The high voltage, high energy density and excellent cycling performance of lithium-ion batteries make it the most successful chemical energy storage battery at present. In particular, the rapid development of the electric vehicle industry in recent years has enabled lithium-ion batteries to usher in a period of rapid development. The huge market stimulated the rapid expansion of global lithium-ion battery production capacity. Compared to traditional chemical energy storage batteries, lithium-ion batteries have significant advantages in both energy density and cycle life, but lithium-ion batteries in the temperature adaptability There are still many gaps. Due to the deterioration of the kinetic conditions at low temperatures, the battery capacity will decrease, and even safety problems will arise. At high temperatures, the side reactions between the positive and negative electrodes of the lithium-ion battery and the electrolyte will increase, causing the battery to The increase in resistance can affect the cycling performance of lithium-ion batteries. This has led to the necessity of adopting complex temperature control systems in lithium-ion battery applications. This will increase the cost of lithium-ion battery packs and increase the consumption of electrical energy. , Reduce the cruising range of electric vehicles.
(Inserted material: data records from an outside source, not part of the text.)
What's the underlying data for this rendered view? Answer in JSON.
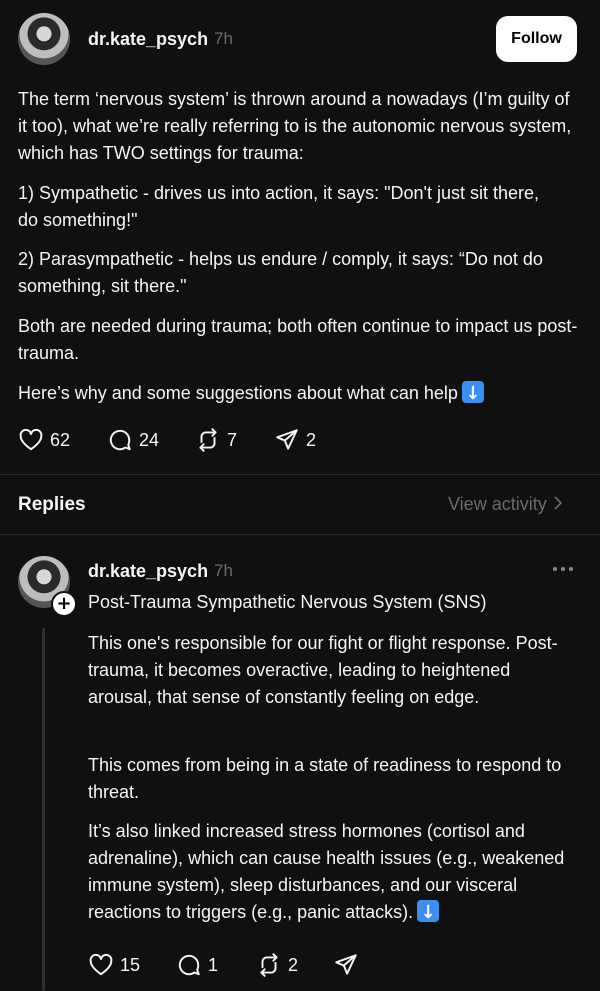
{
  "post": {
    "username": "dr.kate_psych",
    "time": "7h",
    "follow_label": "Follow",
    "paragraphs": [
      "The term ‘nervous system’ is thrown around a nowadays (I’m guilty of it too), what we’re really referring to is the autonomic nervous system, which has TWO settings for trauma:",
      "1) Sympathetic - drives us into action, it says: \"Don't just sit there, do something!\"",
      "2) Parasympathetic - helps us endure / comply, it says: “Do not do something, sit there.\"",
      "Both are needed during trauma; both often continue to impact us post-trauma.",
      "Here’s why and some suggestions about what can help"
    ],
    "actions": {
      "likes": "62",
      "comments": "24",
      "reposts": "7",
      "shares": "2"
    }
  },
  "replies_header": {
    "title": "Replies",
    "view_activity": "View activity"
  },
  "reply": {
    "username": "dr.kate_psych",
    "time": "7h",
    "title": "Post-Trauma Sympathetic Nervous System (SNS)",
    "paragraphs": [
      "This one's responsible for our fight or flight response. Post-trauma, it becomes overactive, leading to heightened arousal, that sense of constantly feeling on edge.",
      "This comes from being in a state of readiness to respond to threat.",
      "It’s also linked increased stress hormones (cortisol and adrenaline), which can cause health issues (e.g., weakened immune system), sleep disturbances, and our visceral reactions to triggers (e.g., panic attacks)."
    ],
    "actions": {
      "likes": "15",
      "comments": "1",
      "reposts": "2"
    }
  },
  "icons": [
    "heart-icon",
    "comment-icon",
    "repost-icon",
    "share-icon",
    "down-arrow-emoji-icon",
    "plus-icon",
    "more-icon",
    "chevron-right-icon"
  ],
  "colors": {
    "background": "#101010",
    "text": "#f3f5f7",
    "muted": "#6b6b6b",
    "emoji_blue": "#3b8ff3"
  }
}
In response to the problem of gas production and cycling performance degradation of lithium-ion batteries at high temperatures, R. Genieser et al. of the University of Warwick, UK, developed electrolytes for NMC111/graphite cells at 80°C, increased internal resistance, and decreased capacity. Careful analysis was carried out and it was shown that the increase of battery internal resistance mainly originated from the increase of the charge exchange resistance of NCM111 positive electrode material. R. Genieser thought that the main factor that caused the increase of the charge exchange resistance of NCM111 material was the breakage of secondary particles, so the follow-up The optimization of the material's high temperature performance should be carried out for the structural stability of the secondary particles.
The electrolyte composition used by R. Genieser in the experiment is shown in the following table, wherein PES is 1,3-propenyl-sultone, DTD is methane methane disulfonate, and TTSPi is (trimethylsilyl). ) Phosphite.
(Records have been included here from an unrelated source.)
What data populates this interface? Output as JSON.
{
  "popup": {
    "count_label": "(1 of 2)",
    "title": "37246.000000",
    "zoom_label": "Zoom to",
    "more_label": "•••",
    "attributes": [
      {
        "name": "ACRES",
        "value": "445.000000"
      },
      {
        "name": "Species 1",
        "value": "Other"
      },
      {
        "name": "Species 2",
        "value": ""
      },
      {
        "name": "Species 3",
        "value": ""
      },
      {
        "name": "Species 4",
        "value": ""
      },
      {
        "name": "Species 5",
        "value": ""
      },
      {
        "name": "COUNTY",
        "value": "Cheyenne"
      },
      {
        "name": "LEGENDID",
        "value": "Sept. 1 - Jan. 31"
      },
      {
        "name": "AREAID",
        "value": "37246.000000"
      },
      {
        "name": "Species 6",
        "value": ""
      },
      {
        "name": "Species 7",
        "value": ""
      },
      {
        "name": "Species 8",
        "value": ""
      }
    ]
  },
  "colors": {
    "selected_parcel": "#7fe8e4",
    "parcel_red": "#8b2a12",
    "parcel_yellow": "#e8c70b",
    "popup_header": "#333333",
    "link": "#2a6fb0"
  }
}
The figure below shows the cycling curves of batteries with different electrolytes at high temperature of 80°C. It can be seen that the batteries with A electrolyte without any additive lost more than 90% of the initial capacity in 50 cycles. In addition, A electrolytics were used. The liquid battery also experienced significant bulging after cycling. This may be due to LiPF6 decomposing to LiF and PF5 at high temperatures. PF5 is a strong Lewis acid that reacts with water to produce HF and POF3 and causes further reactions. Produce PEO and CO2 (as shown in the formula below). In addition, the positive electrode can also cause oxidation of the electrolyte solvent, resulting in CO, CO2 and other gases.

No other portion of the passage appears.